No angel appeared to me to call me to the priesthood, but it has been one of the most fulfilling adventures of my life. My dream is not to save the world. I am seeking only to live my life while serving God and His people in a way that will enable me say to Christ when I see Him one day: “I have fought the good fight; I have finished the race; I have kept the faith.” (2 Timothy 4:7).

Monday, November 11, 2013

The 32d Sunday in Ordinary Time, November 10th, 2013


2 Maccabees 7:1-2, 9-14; 2 Thessalonians 2:16-3:5; Luke 20:27-38


     Life is like … a highway. A soon as we are born, we start creeping, crawling, walking, running, riding and finally shuffling, tottering, and perhaps being pushed in a wheelchair along the highway of life. The road we travel is usually well marked with direction signs. There are reasonable limits as to how fast or slow we should go. When the way gets too bumpy a detour is indicated. Well spaced rest stops are provided so we can refresh ourselves. Most of the time dangerous areas are clearly marked.
But one of the unique features of this highway of life is that sooner or later each one of us will reach that place on the road that is marked with a special sign. This sign has our own name on it plus the single word…..EXIT. As much as we may like to ignore that sign and keep going, we simply are not able to. We have to take that Exit which marks the end of our earthly route. And what happens next? Different groups of people have various opinions.
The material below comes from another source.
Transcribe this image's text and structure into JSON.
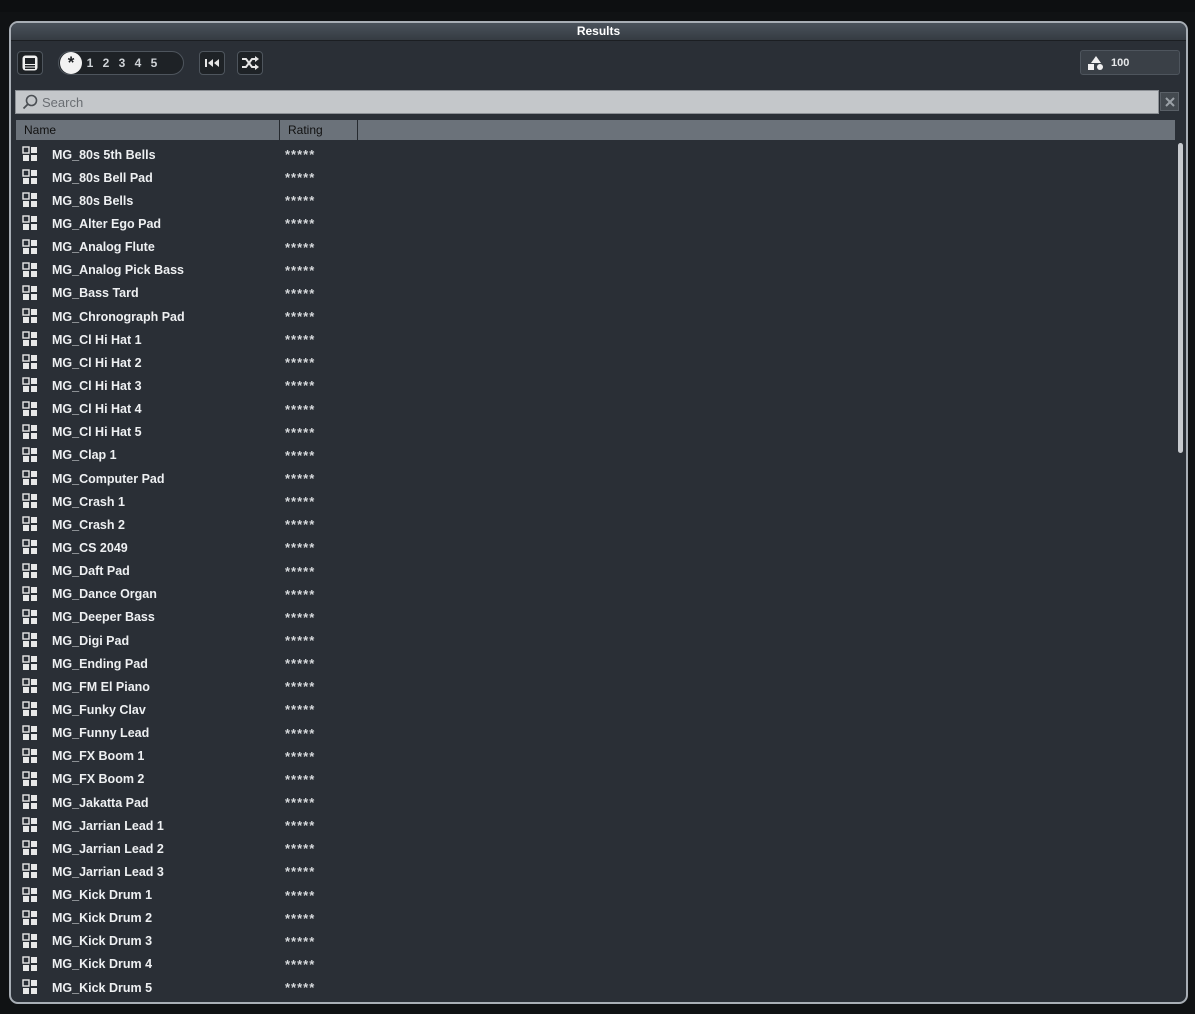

In today’s gospel one of those groups, the Sadducees, approached Jesus claiming that the first sign to greet us when we take our Exit is the sign that says, DEAD END. End without hope, life, and any future. 
Confronted by the Sadducees Jesus responds to them very clearly stating that there is life, hope, and the future fall all those who have died. That all of them are alive for God and that all of them will be resurrected.
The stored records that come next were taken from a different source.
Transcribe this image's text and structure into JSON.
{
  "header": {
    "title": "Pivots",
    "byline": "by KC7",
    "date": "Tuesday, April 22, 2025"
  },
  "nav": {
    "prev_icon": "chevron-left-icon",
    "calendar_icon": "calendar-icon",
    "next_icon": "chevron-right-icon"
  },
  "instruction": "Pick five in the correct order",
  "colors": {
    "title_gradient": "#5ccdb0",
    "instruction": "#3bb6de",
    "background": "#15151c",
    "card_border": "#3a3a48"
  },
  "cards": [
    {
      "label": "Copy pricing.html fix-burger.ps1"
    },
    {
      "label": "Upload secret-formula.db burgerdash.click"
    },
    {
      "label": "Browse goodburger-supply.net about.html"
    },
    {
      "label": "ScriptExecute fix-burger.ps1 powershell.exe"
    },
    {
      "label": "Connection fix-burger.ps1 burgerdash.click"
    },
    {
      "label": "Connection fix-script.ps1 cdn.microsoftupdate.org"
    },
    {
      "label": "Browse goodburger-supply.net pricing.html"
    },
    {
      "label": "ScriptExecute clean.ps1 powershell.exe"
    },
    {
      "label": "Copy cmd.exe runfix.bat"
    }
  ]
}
At Jesus' time personal resurrection was not universally accepted. The doctrine of an afterlife and of personal resurrection developed within Judaism only around 200 BC. Before then, during the First Temple time,  it was believed that all the dead, regardless of their moral or immoral life on earth,  went to Sheol, the place of darkness. There was no reward or punishment for anything there.
As a matter of fact it seems as before the writers of the Bible were appalled by the afterlife beliefs that many Israelites were tempted to share with the Canaanites in the promised land. 
The first affirmative references of personal resurrection in the Bible occurs in the Book of Daniel and in the 2nd book of Maccabees written around years 168 BC and  from which we have heard today.
The Sadducees did not believe in the resurrection and this is why in today's gospel they bring this issue to Jesus, to have a conversation with him on this topic, attempting to show the absurdity of any thought of the resurrection.  Most of the Israelites at the time of Jesus believed that one live on only in one's descendents and in their memory. This is why the Sadducees give an example of a woman who was married seven times.
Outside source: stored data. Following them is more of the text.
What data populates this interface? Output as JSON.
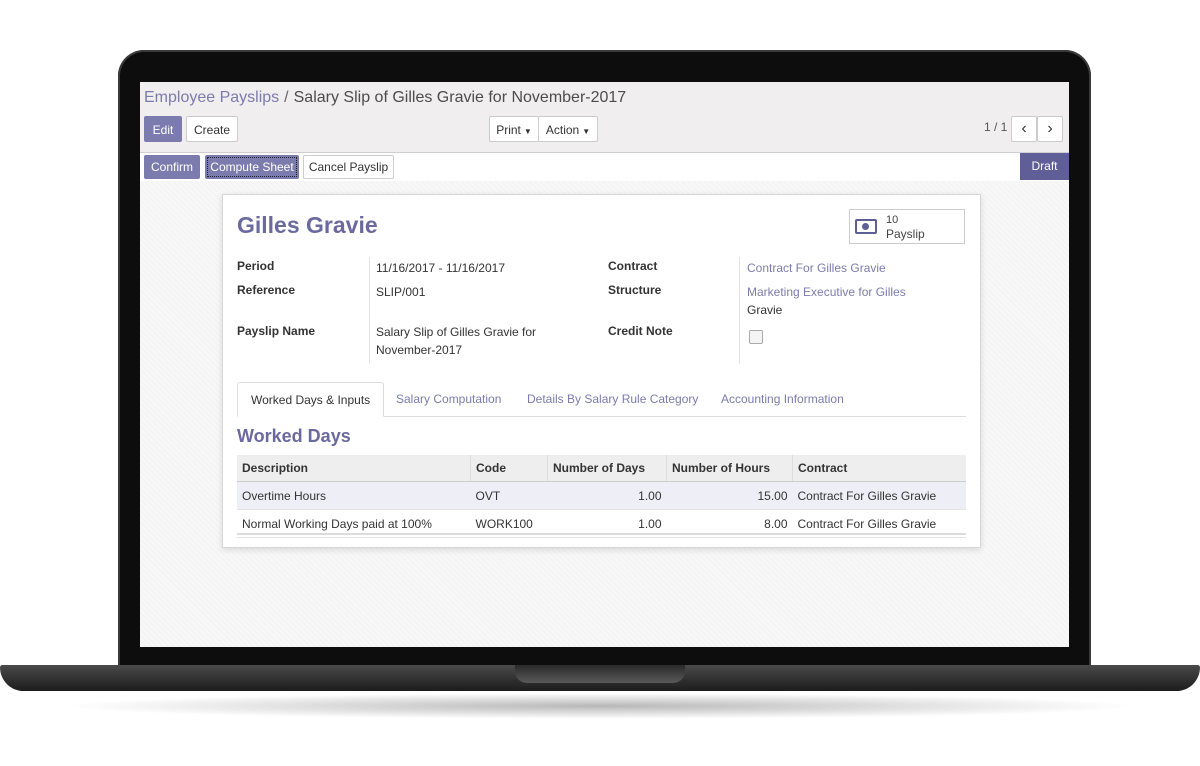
{
  "breadcrumb": {
    "parent": "Employee Payslips",
    "separator": "/",
    "current": "Salary Slip of Gilles Gravie for November-2017"
  },
  "toolbar": {
    "edit": "Edit",
    "create": "Create",
    "print": "Print",
    "action": "Action",
    "pager": "1 / 1"
  },
  "statusbar": {
    "confirm": "Confirm",
    "compute": "Compute Sheet",
    "cancel": "Cancel Payslip",
    "state": "Draft"
  },
  "employee": {
    "name": "Gilles Gravie"
  },
  "stat_button": {
    "count": "10",
    "label": "Payslip"
  },
  "fields": {
    "period_label": "Period",
    "period_value": "11/16/2017 - 11/16/2017",
    "reference_label": "Reference",
    "reference_value": "SLIP/001",
    "payslip_name_label": "Payslip Name",
    "payslip_name_line1": "Salary Slip of Gilles Gravie for",
    "payslip_name_line2": "November-2017",
    "contract_label": "Contract",
    "contract_value": "Contract For Gilles Gravie",
    "structure_label": "Structure",
    "structure_line1": "Marketing Executive for Gilles",
    "structure_line2": "Gravie",
    "credit_note_label": "Credit Note",
    "credit_note_checked": false
  },
  "tabs": [
    "Worked Days & Inputs",
    "Salary Computation",
    "Details By Salary Rule Category",
    "Accounting Information"
  ],
  "section_title": "Worked Days",
  "table": {
    "headers": [
      "Description",
      "Code",
      "Number of Days",
      "Number of Hours",
      "Contract"
    ],
    "rows": [
      [
        "Overtime Hours",
        "OVT",
        "1.00",
        "15.00",
        "Contract For Gilles Gravie"
      ],
      [
        "Normal Working Days paid at 100%",
        "WORK100",
        "1.00",
        "8.00",
        "Contract For Gilles Gravie"
      ]
    ]
  },
  "colors": {
    "primary": "#7c7bad",
    "draft_state": "#5f5e97",
    "title": "#6a6a9e"
  },
  "icons": {
    "prev": "chevron-left-icon",
    "next": "chevron-right-icon",
    "stat": "money-icon"
  }
}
Following Jesus, we Christians do not expect to see a DEAD END sign at our individual Exits, and we do believe in a personal resurrection. We reject the claim of the Sadducees that “there is no resurrection.” Rather, we accept and rejoice in the yet more ancient claim of the seven brave brothers of today’s first reading whose faith led them to proclaim “The King of the world will raise us up to live again for ever.”

Almost each Sunday in this church as we profess our faith we say: “I confess one Baptism for the forgiveness of sins and I look forward to the resurrection of the dead and the life of the world to come. Amen."

The question is:  are we going to be raised to the resurrection of life or the resurrection of judgment, resurrection of condemnation?

The answer to this question depends, as the church tells us,  on a way we live our lives.
Is our life rooted in the teachings of Christ or not? Do we personally live out the gospel of Christ or not? Do we help each other to live out the gospel of Christ?